This Week in Petroleum 2-27-08
Posted by Robert Rapier on February 27, 2008 - 10:38am
Topic: Supply/Production
Tags: eia, gas inventories, gas prices, oil inventories, oil prices, twip [list all tags]
I haven't reported on inventories in about a month, because there really weren't any developments that merited a report. While crude, distillate, and propane inventory levels have been typical for this time of year, the gasoline situation is worth a note.
It sort of crept up on me, but last week as I reviewed This Week in Petroleum, I was struck by just how fast the U.S. has built gasoline inventories. Currently at 230 million barrels, I could not recall ever seeing gasoline inventories that high. So, I went back and looked, and the last time gasoline inventories stood at this level was in 1994. And in this week's report, we again had an increase in gasoline inventories:
Summary of Weekly Petroleum Data for the Week Ending February 22, 2008
U.S. commercial crude oil inventories (excluding those in the Strategic Petroleum Reserve) rose by 3.2 million barrels compared to the previous week. At 308.5 million barrels, U.S. crude oil inventories are in the middle of the average range for this time of year. Total motor gasoline inventories increased by 2.3 million barrels last week, and are above the upper limit of the average range. Both finished gasoline inventories and gasoline blending components inventories increased last week. Distillate fuel inventories decreased by 2.5 million barrels, and are in the lower half of the average range for this time of year. Propane/propylene inventories decreased by 2.4 million barrels last week.
Gasoline inventories from a year ago were fairly high at 222 million barrels, but then in mid-February we started a steep slide (accompanied by a steep increase in gasoline prices) to record low territory. We bottomed out in May - just before summer driving season - at 193 million barrels. We then struggled to build inventories back, and spent from May until December hovering along near the bottom of range for gasoline inventories.
But starting in December, we had a very steep build that has now put us well above normal. Why, and what is the significance?
I think the "why" is two-fold. First, gasoline (and oil) prices this winter were much higher than they were a year ago. There were conflicting reports about whether gasoline demand had fallen, and by how much, but EIA data do suggest that demand during late 2007 fell marginally year over year. It is encouraging to me that (some) people are willing to change (some) behaviors as prices soar.
Of more significance, though, is the difference in imports from a year ago. In late 2006, gasoline prices really crashed, and this had an impact on imports; they fell from previous year levels.

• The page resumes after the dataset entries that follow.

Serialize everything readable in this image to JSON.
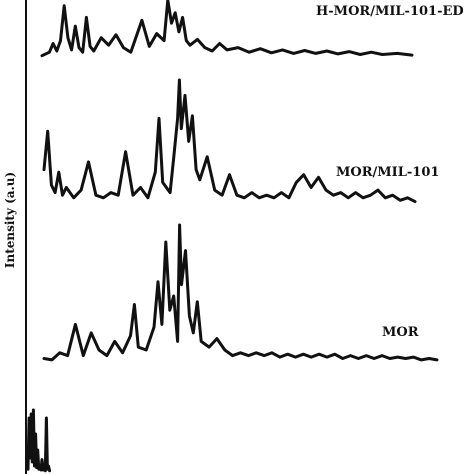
{
  "chart_data": {
    "type": "line",
    "ylabel": "Intensity (a.u)",
    "xlabel": "",
    "grid": false,
    "x_range": [
      0,
      100
    ],
    "y_range": [
      0,
      100
    ],
    "series": [
      {
        "name": "H-MOR/MIL-101-ED",
        "points": [
          [
            0,
            4
          ],
          [
            2,
            10
          ],
          [
            3,
            25
          ],
          [
            4,
            12
          ],
          [
            5,
            30
          ],
          [
            6,
            90
          ],
          [
            7,
            35
          ],
          [
            8,
            14
          ],
          [
            9,
            55
          ],
          [
            10,
            18
          ],
          [
            11,
            10
          ],
          [
            12,
            70
          ],
          [
            13,
            20
          ],
          [
            14,
            12
          ],
          [
            16,
            35
          ],
          [
            18,
            22
          ],
          [
            20,
            40
          ],
          [
            22,
            18
          ],
          [
            24,
            10
          ],
          [
            27,
            65
          ],
          [
            29,
            20
          ],
          [
            31,
            42
          ],
          [
            33,
            30
          ],
          [
            34,
            100
          ],
          [
            35,
            60
          ],
          [
            36,
            78
          ],
          [
            37,
            45
          ],
          [
            38,
            70
          ],
          [
            39,
            30
          ],
          [
            40,
            22
          ],
          [
            42,
            32
          ],
          [
            44,
            18
          ],
          [
            46,
            12
          ],
          [
            48,
            25
          ],
          [
            50,
            14
          ],
          [
            53,
            18
          ],
          [
            56,
            10
          ],
          [
            59,
            16
          ],
          [
            62,
            9
          ],
          [
            65,
            14
          ],
          [
            68,
            8
          ],
          [
            71,
            13
          ],
          [
            74,
            8
          ],
          [
            77,
            12
          ],
          [
            80,
            7
          ],
          [
            83,
            11
          ],
          [
            86,
            6
          ],
          [
            89,
            10
          ],
          [
            92,
            6
          ],
          [
            96,
            8
          ],
          [
            100,
            5
          ]
        ]
      },
      {
        "name": "MOR/MIL-101",
        "points": [
          [
            0,
            30
          ],
          [
            1,
            60
          ],
          [
            2,
            18
          ],
          [
            3,
            12
          ],
          [
            4,
            28
          ],
          [
            5,
            10
          ],
          [
            6,
            16
          ],
          [
            8,
            8
          ],
          [
            10,
            14
          ],
          [
            12,
            36
          ],
          [
            14,
            10
          ],
          [
            16,
            8
          ],
          [
            18,
            12
          ],
          [
            20,
            10
          ],
          [
            22,
            44
          ],
          [
            24,
            10
          ],
          [
            26,
            16
          ],
          [
            28,
            8
          ],
          [
            30,
            28
          ],
          [
            31,
            70
          ],
          [
            32,
            20
          ],
          [
            34,
            12
          ],
          [
            35,
            40
          ],
          [
            36,
            70
          ],
          [
            36.5,
            100
          ],
          [
            37,
            62
          ],
          [
            38,
            88
          ],
          [
            39,
            52
          ],
          [
            40,
            72
          ],
          [
            41,
            30
          ],
          [
            42,
            22
          ],
          [
            44,
            40
          ],
          [
            46,
            14
          ],
          [
            48,
            10
          ],
          [
            50,
            26
          ],
          [
            52,
            10
          ],
          [
            54,
            8
          ],
          [
            56,
            12
          ],
          [
            58,
            8
          ],
          [
            60,
            10
          ],
          [
            62,
            8
          ],
          [
            64,
            12
          ],
          [
            66,
            8
          ],
          [
            68,
            20
          ],
          [
            70,
            26
          ],
          [
            72,
            16
          ],
          [
            74,
            24
          ],
          [
            76,
            14
          ],
          [
            78,
            10
          ],
          [
            80,
            12
          ],
          [
            82,
            8
          ],
          [
            84,
            12
          ],
          [
            86,
            8
          ],
          [
            88,
            10
          ],
          [
            90,
            14
          ],
          [
            92,
            8
          ],
          [
            94,
            10
          ],
          [
            96,
            6
          ],
          [
            98,
            8
          ],
          [
            100,
            5
          ]
        ]
      },
      {
        "name": "MOR",
        "points": [
          [
            0,
            6
          ],
          [
            2,
            5
          ],
          [
            4,
            10
          ],
          [
            6,
            8
          ],
          [
            8,
            30
          ],
          [
            10,
            8
          ],
          [
            12,
            24
          ],
          [
            14,
            12
          ],
          [
            16,
            8
          ],
          [
            18,
            18
          ],
          [
            20,
            10
          ],
          [
            22,
            22
          ],
          [
            23,
            44
          ],
          [
            24,
            14
          ],
          [
            26,
            12
          ],
          [
            28,
            28
          ],
          [
            29,
            60
          ],
          [
            30,
            30
          ],
          [
            31,
            88
          ],
          [
            32,
            40
          ],
          [
            33,
            50
          ],
          [
            34,
            18
          ],
          [
            34.5,
            100
          ],
          [
            35,
            58
          ],
          [
            36,
            82
          ],
          [
            37,
            36
          ],
          [
            38,
            24
          ],
          [
            39,
            46
          ],
          [
            40,
            18
          ],
          [
            42,
            14
          ],
          [
            44,
            20
          ],
          [
            46,
            12
          ],
          [
            48,
            8
          ],
          [
            50,
            10
          ],
          [
            52,
            8
          ],
          [
            54,
            10
          ],
          [
            56,
            8
          ],
          [
            58,
            10
          ],
          [
            60,
            7
          ],
          [
            62,
            9
          ],
          [
            64,
            7
          ],
          [
            66,
            9
          ],
          [
            68,
            7
          ],
          [
            70,
            9
          ],
          [
            72,
            7
          ],
          [
            74,
            9
          ],
          [
            76,
            6
          ],
          [
            78,
            8
          ],
          [
            80,
            6
          ],
          [
            82,
            8
          ],
          [
            84,
            6
          ],
          [
            86,
            8
          ],
          [
            88,
            6
          ],
          [
            90,
            7
          ],
          [
            92,
            6
          ],
          [
            94,
            7
          ],
          [
            96,
            5
          ],
          [
            98,
            6
          ],
          [
            100,
            5
          ]
        ]
      },
      {
        "name": "",
        "points": [
          [
            0,
            6
          ],
          [
            2,
            70
          ],
          [
            4,
            20
          ],
          [
            6,
            75
          ],
          [
            8,
            15
          ],
          [
            10,
            80
          ],
          [
            12,
            10
          ],
          [
            14,
            50
          ],
          [
            16,
            8
          ],
          [
            18,
            30
          ],
          [
            20,
            6
          ],
          [
            22,
            10
          ],
          [
            24,
            5
          ],
          [
            26,
            18
          ],
          [
            28,
            5
          ],
          [
            30,
            8
          ],
          [
            32,
            4
          ],
          [
            34,
            70
          ],
          [
            36,
            6
          ],
          [
            38,
            10
          ],
          [
            40,
            4
          ]
        ]
      }
    ]
  }
}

In late 2007, gasoline prices were about $0.80/gallon higher than the prior year levels, and this attracted more imports. The sharpest contrast can be seen by comparing December 2006 to December 2007. In 2006, gasoline imports were never above 1 million bpd, and in 2 of 4 weeks they were below 900,000 bpd. In 2007, imports were only just shy of 1 million bpd once (0.985 million bpd) and then in 2 weeks out of 4 they were above 1.1 million bpd. That is the primary reason inventories bounced back so sharply starting in December of 2007.

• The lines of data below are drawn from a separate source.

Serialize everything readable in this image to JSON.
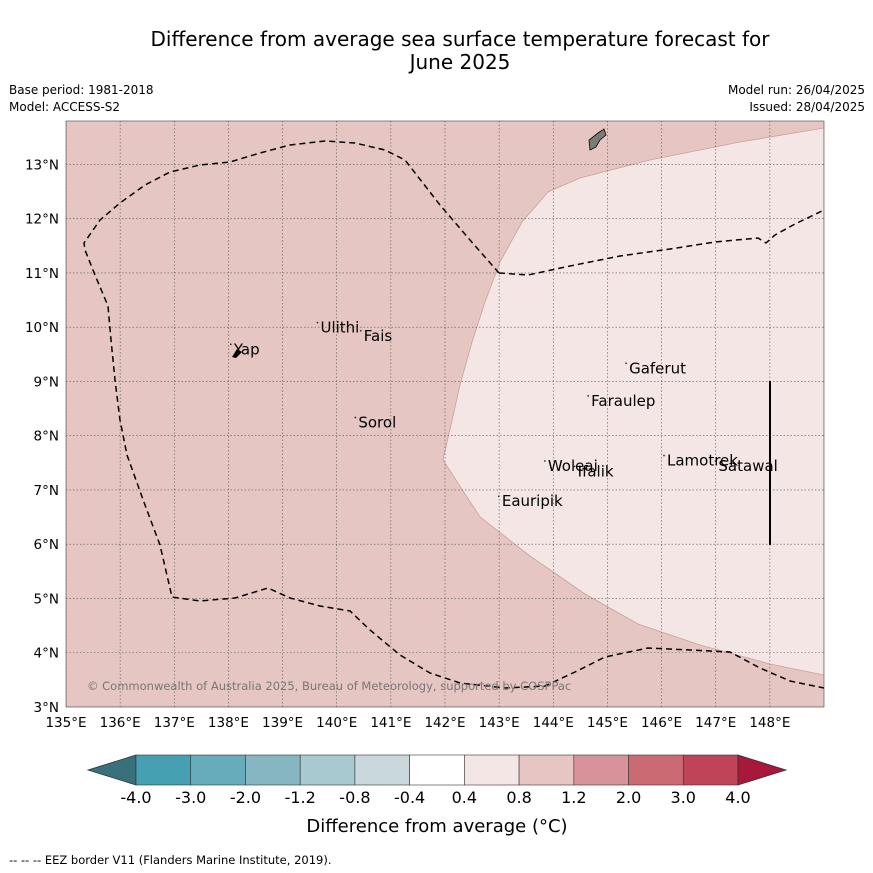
{
  "title_line1": "Difference from average sea surface temperature forecast for",
  "title_line2": "June 2025",
  "base_period": "Base period: 1981-2018",
  "model": "Model: ACCESS-S2",
  "model_run": "Model run: 26/04/2025",
  "issued": "Issued: 28/04/2025",
  "copyright": "© Commonwealth of Australia 2025, Bureau of Meteorology, supported by COSPPac",
  "footer_legend": "-- -- -- EEZ border V11 (Flanders Marine Institute, 2019).",
  "map": {
    "lon_range": [
      135,
      149
    ],
    "lat_range": [
      3,
      13.8
    ],
    "lon_ticks": [
      "135°E",
      "136°E",
      "137°E",
      "138°E",
      "139°E",
      "140°E",
      "141°E",
      "142°E",
      "143°E",
      "144°E",
      "145°E",
      "146°E",
      "147°E",
      "148°E"
    ],
    "lat_ticks": [
      "3°N",
      "4°N",
      "5°N",
      "6°N",
      "7°N",
      "8°N",
      "9°N",
      "10°N",
      "11°N",
      "12°N",
      "13°N"
    ],
    "background_color": "#e6c6c2",
    "anomaly_region_color": "#f4e6e4",
    "places": [
      {
        "name": "Ulithi",
        "lon": 139.7,
        "lat": 9.9
      },
      {
        "name": "Fais",
        "lon": 140.5,
        "lat": 9.75
      },
      {
        "name": "Yap",
        "lon": 138.1,
        "lat": 9.5
      },
      {
        "name": "Gaferut",
        "lon": 145.4,
        "lat": 9.15
      },
      {
        "name": "Faraulep",
        "lon": 144.7,
        "lat": 8.55
      },
      {
        "name": "Sorol",
        "lon": 140.4,
        "lat": 8.15
      },
      {
        "name": "Lamotrek",
        "lon": 146.1,
        "lat": 7.45
      },
      {
        "name": "Woleai",
        "lon": 143.9,
        "lat": 7.35
      },
      {
        "name": "Ifalik",
        "lon": 144.45,
        "lat": 7.25
      },
      {
        "name": "Satawal",
        "lon": 147.05,
        "lat": 7.35
      },
      {
        "name": "Eauripik",
        "lon": 143.05,
        "lat": 6.7
      }
    ]
  },
  "colorbar": {
    "labels": [
      "-4.0",
      "-3.0",
      "-2.0",
      "-1.2",
      "-0.8",
      "-0.4",
      "0.4",
      "0.8",
      "1.2",
      "2.0",
      "3.0",
      "4.0"
    ],
    "colors": [
      "#45a0b2",
      "#66acbb",
      "#86b6c2",
      "#a8c9cf",
      "#c8d8dc",
      "#ffffff",
      "#f4e6e4",
      "#e6c6c2",
      "#d8929a",
      "#cc6a74",
      "#bf4458"
    ],
    "under_color": "#38707b",
    "over_color": "#a8183a",
    "axis_label": "Difference from average (°C)"
  }
}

The import numbers for this week continue to be strong, both for gasoline and for crude oil:
U.S. crude oil imports averaged nearly 10.0 million barrels per day last week, down 144,000 barrels per day from the previous week. Over the last four weeks, crude oil imports have averaged about 10.1 million barrels per day, 743,000 barrels per day above the same four-week period last year. Total motor gasoline imports (including both finished gasoline and gasoline blending components) last week averaged nearly 1.4 million barrels per day.
We could still potentially see $4 gasoline by summer, but it is looking increasingly less likely that inventories will drive the price as they did last year. Inventories should start to come down as turnaround season gets into full gear, but we are starting this year in a more comfortable place than last year. To hit $4 by summer, oil prices will need to continue the current run - maybe to the $120/bbl range - and/or gasoline inventories need to start coming down quickly. If oil holds at around $100, we are going to have to see a pretty steep draw to get to $4 before summer.